A profitable and responsible private sector that provides jobs and salaries to individuals and generates tax revenues for the country is vital for building a sustainable society – both here in Norway and in developing countries. In the budget for 2019, the Government has allocated around NOK 4.7 billion for business development, agriculture and renewable energy. This includes an increase in funding for renewable energy of NOK 430 million.
Norwegian expertise, for example in the fields of natural resource management and taxation, is sought after by developing countries. The Knowledge Bank under Norad (Norwegian Agency for Development Cooperation) promotes cooperation and knowledge-sharing in areas where Norway has particular experience and expertise.
‘The Government has proposed increasing the allocation to the Knowledge Bank and technical cooperation by NOK 290 million in 2019, to a total of almost NOK 862 million.

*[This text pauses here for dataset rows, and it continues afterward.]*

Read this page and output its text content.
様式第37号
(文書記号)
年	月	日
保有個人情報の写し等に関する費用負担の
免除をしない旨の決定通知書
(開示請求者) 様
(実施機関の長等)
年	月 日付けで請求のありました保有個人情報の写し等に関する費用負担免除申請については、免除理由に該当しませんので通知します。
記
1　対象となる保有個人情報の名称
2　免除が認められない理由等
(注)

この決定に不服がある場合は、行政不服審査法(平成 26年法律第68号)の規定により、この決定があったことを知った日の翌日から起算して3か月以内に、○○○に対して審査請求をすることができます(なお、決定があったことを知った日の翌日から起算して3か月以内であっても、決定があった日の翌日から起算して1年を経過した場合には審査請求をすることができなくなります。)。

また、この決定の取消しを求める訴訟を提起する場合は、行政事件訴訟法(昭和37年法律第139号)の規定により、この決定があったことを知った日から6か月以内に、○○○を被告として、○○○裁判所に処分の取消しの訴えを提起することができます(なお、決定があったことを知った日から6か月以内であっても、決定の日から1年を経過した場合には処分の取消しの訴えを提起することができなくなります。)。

Much of the new funding will be used to step up technical cooperation on taxation under the Tax for Development programme,’ Mr Astrup said.
Certain costs associated with receiving asylum seekers and refugees in Norway are classified as official development assistance (ODA) under the OECD/DAC rules, and are therefore included in the aid budget. For 2019, these costs are estimated at around NOK 556 million, a decrease of NOK 869 million from 2018. This will free up funds for other development efforts.